The new results come from a study of gravity and topography data collected during Cassini’s repeated flybys of Titan during the past 10 years. Using that data, researchers presented a model structure for Titan that resulted in a better understanding of the moon’s outer ice shell. The findings are published in the June 30 edition of the journal Icarus.
Other findings support previous indications the moon’s icy shell is rigid and in the process of freezing solid. Researchers found a relatively high density was required for Titan’s ocean to explain the gravity data. This indicates the ocean is probably an extremely salty brine of water and dissolved salts likely composed of sulfur, sodium and potassium. This brine’s density would give the ocean a salt content roughly equal to that of Earth’s Dead Sea.
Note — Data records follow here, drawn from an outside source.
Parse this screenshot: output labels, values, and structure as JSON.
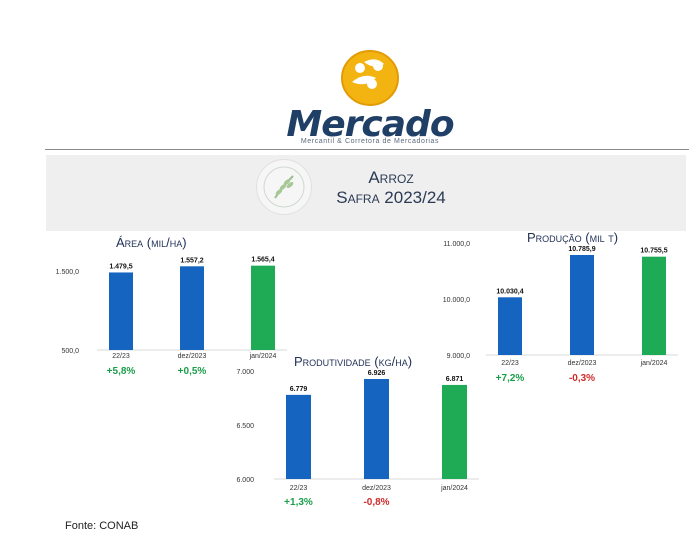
{
  "logo": {
    "word": "Mercado",
    "subtitle": "Mercantil & Corretora de Mercadorias"
  },
  "banner": {
    "line1": "Arroz",
    "line2": "Safra 2023/24",
    "icon": "rice-grain-icon"
  },
  "colors": {
    "blue": "#1565c0",
    "green": "#1faa55",
    "positive": "#1a9e4a",
    "negative": "#d02a2a"
  },
  "source": "Fonte: CONAB",
  "chart_data": [
    {
      "type": "bar",
      "title": "Área (mil/ha)",
      "categories": [
        "22/23",
        "dez/2023",
        "jan/2024"
      ],
      "values": [
        1479.5,
        1557.2,
        1565.4
      ],
      "value_labels": [
        "1.479,5",
        "1.557,2",
        "1.565,4"
      ],
      "ylim": [
        500,
        1700
      ],
      "yticks": [
        500,
        1500
      ],
      "ytick_labels": [
        "500,0",
        "1.500,0"
      ],
      "changes": [
        "+5,8%",
        "+0,5%"
      ],
      "grid": false
    },
    {
      "type": "bar",
      "title": "Produção (mil t)",
      "categories": [
        "22/23",
        "dez/2023",
        "jan/2024"
      ],
      "values": [
        10030.4,
        10785.9,
        10755.5
      ],
      "value_labels": [
        "10.030,4",
        "10.785,9",
        "10.755,5"
      ],
      "ylim": [
        9000,
        11000
      ],
      "yticks": [
        9000,
        10000,
        11000
      ],
      "ytick_labels": [
        "9.000,0",
        "10.000,0",
        "11.000,0"
      ],
      "changes": [
        "+7,2%",
        "-0,3%"
      ],
      "grid": false
    },
    {
      "type": "bar",
      "title": "Produtividade (kg/ha)",
      "categories": [
        "22/23",
        "dez/2023",
        "jan/2024"
      ],
      "values": [
        6779,
        6926,
        6871
      ],
      "value_labels": [
        "6.779",
        "6.926",
        "6.871"
      ],
      "ylim": [
        6000,
        7000
      ],
      "yticks": [
        6000,
        6500,
        7000
      ],
      "ytick_labels": [
        "6.000",
        "6.500",
        "7.000"
      ],
      "changes": [
        "+1,3%",
        "-0,8%"
      ],
      "grid": false
    }
  ]
}
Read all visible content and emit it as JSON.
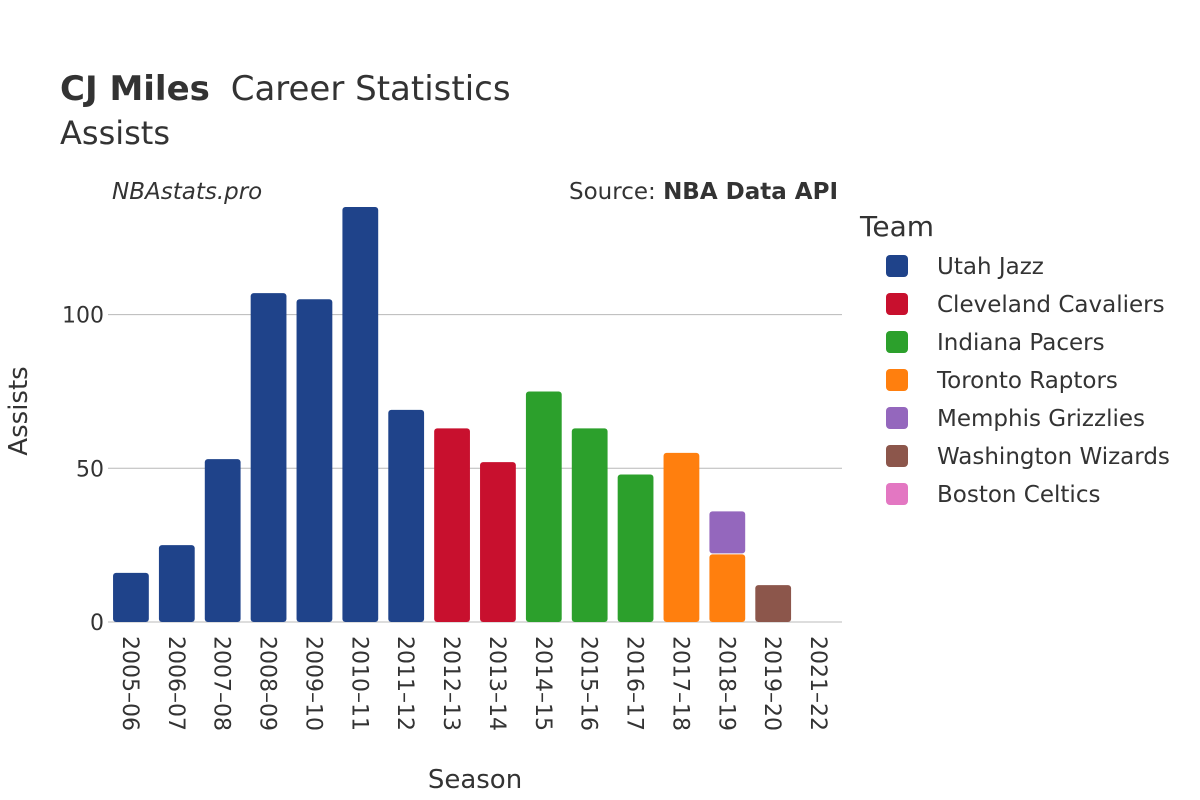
{
  "header": {
    "player_name": "CJ Miles",
    "title_suffix": "Career Statistics",
    "subtitle": "Assists"
  },
  "watermark": "NBAstats.pro",
  "source": {
    "prefix": "Source: ",
    "name": "NBA Data API"
  },
  "chart_data": {
    "type": "bar",
    "stacked": true,
    "xlabel": "Season",
    "ylabel": "Assists",
    "ylim": [
      0,
      135
    ],
    "yticks": [
      0,
      50,
      100
    ],
    "grid": true,
    "legend_title": "Team",
    "legend_position": "right",
    "categories": [
      "2005–06",
      "2006–07",
      "2007–08",
      "2008–09",
      "2009–10",
      "2010–11",
      "2011–12",
      "2012–13",
      "2013–14",
      "2014–15",
      "2015–16",
      "2016–17",
      "2017–18",
      "2018–19",
      "2019–20",
      "2021–22"
    ],
    "series": [
      {
        "name": "Utah Jazz",
        "color": "#1f438a",
        "values": [
          16,
          25,
          53,
          107,
          105,
          135,
          69,
          0,
          0,
          0,
          0,
          0,
          0,
          0,
          0,
          0
        ]
      },
      {
        "name": "Cleveland Cavaliers",
        "color": "#c8102e",
        "values": [
          0,
          0,
          0,
          0,
          0,
          0,
          0,
          63,
          52,
          0,
          0,
          0,
          0,
          0,
          0,
          0
        ]
      },
      {
        "name": "Indiana Pacers",
        "color": "#2ca02c",
        "values": [
          0,
          0,
          0,
          0,
          0,
          0,
          0,
          0,
          0,
          75,
          63,
          48,
          0,
          0,
          0,
          0
        ]
      },
      {
        "name": "Toronto Raptors",
        "color": "#ff7f0e",
        "values": [
          0,
          0,
          0,
          0,
          0,
          0,
          0,
          0,
          0,
          0,
          0,
          0,
          55,
          22,
          0,
          0
        ]
      },
      {
        "name": "Memphis Grizzlies",
        "color": "#9467bd",
        "values": [
          0,
          0,
          0,
          0,
          0,
          0,
          0,
          0,
          0,
          0,
          0,
          0,
          0,
          14,
          0,
          0
        ]
      },
      {
        "name": "Washington Wizards",
        "color": "#8c564b",
        "values": [
          0,
          0,
          0,
          0,
          0,
          0,
          0,
          0,
          0,
          0,
          0,
          0,
          0,
          0,
          12,
          0
        ]
      },
      {
        "name": "Boston Celtics",
        "color": "#e377c2",
        "values": [
          0,
          0,
          0,
          0,
          0,
          0,
          0,
          0,
          0,
          0,
          0,
          0,
          0,
          0,
          0,
          0
        ]
      }
    ]
  }
}
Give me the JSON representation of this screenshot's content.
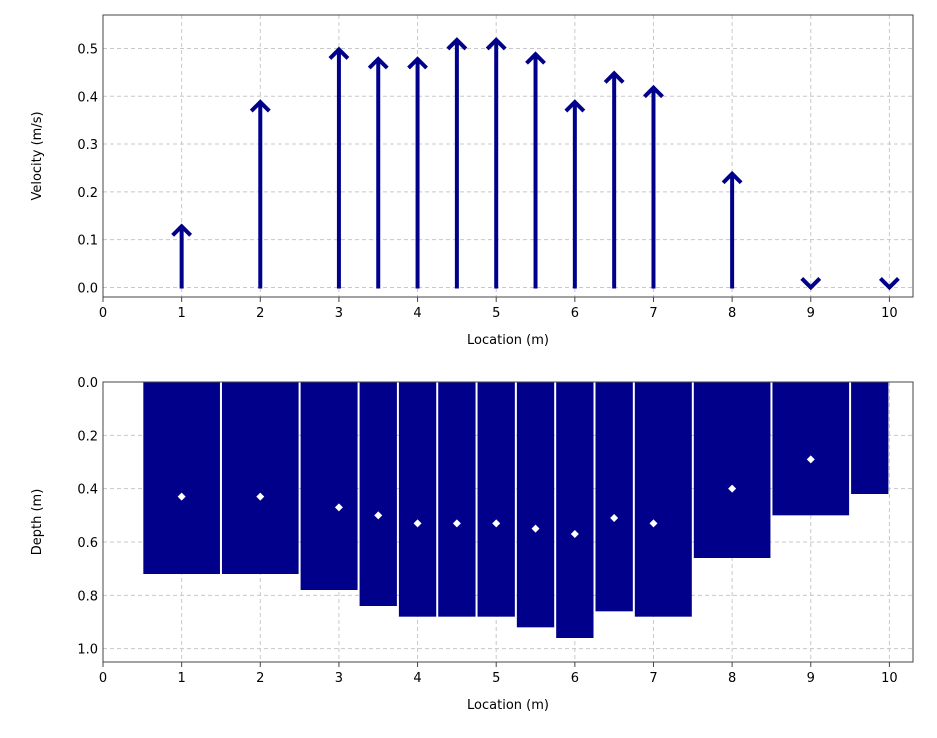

“This is an extremely salty ocean by Earth standards,” said the paper’s lead author, Giuseppe Mitri of the University of Nantes in France. “Knowing this may change the way we view this ocean as a possible abode for present-day life, but conditions might have been very different there in the past.”
Cassini data also indicate the thickness of Titan’s ice crust varies slightly from place to place. The researchers said this could mean the moon’s outer shell is stiff, as it would be if the ocean were slowly turning to ice. This freezing process would have important implications for the habitability of Titan’s ocean because it would limit the ability of materials to exchange between the surface and the ocean.
The Cassini-Huygens mission is a cooperative project of NASA, the European Space Agency and the Italian Space Agency.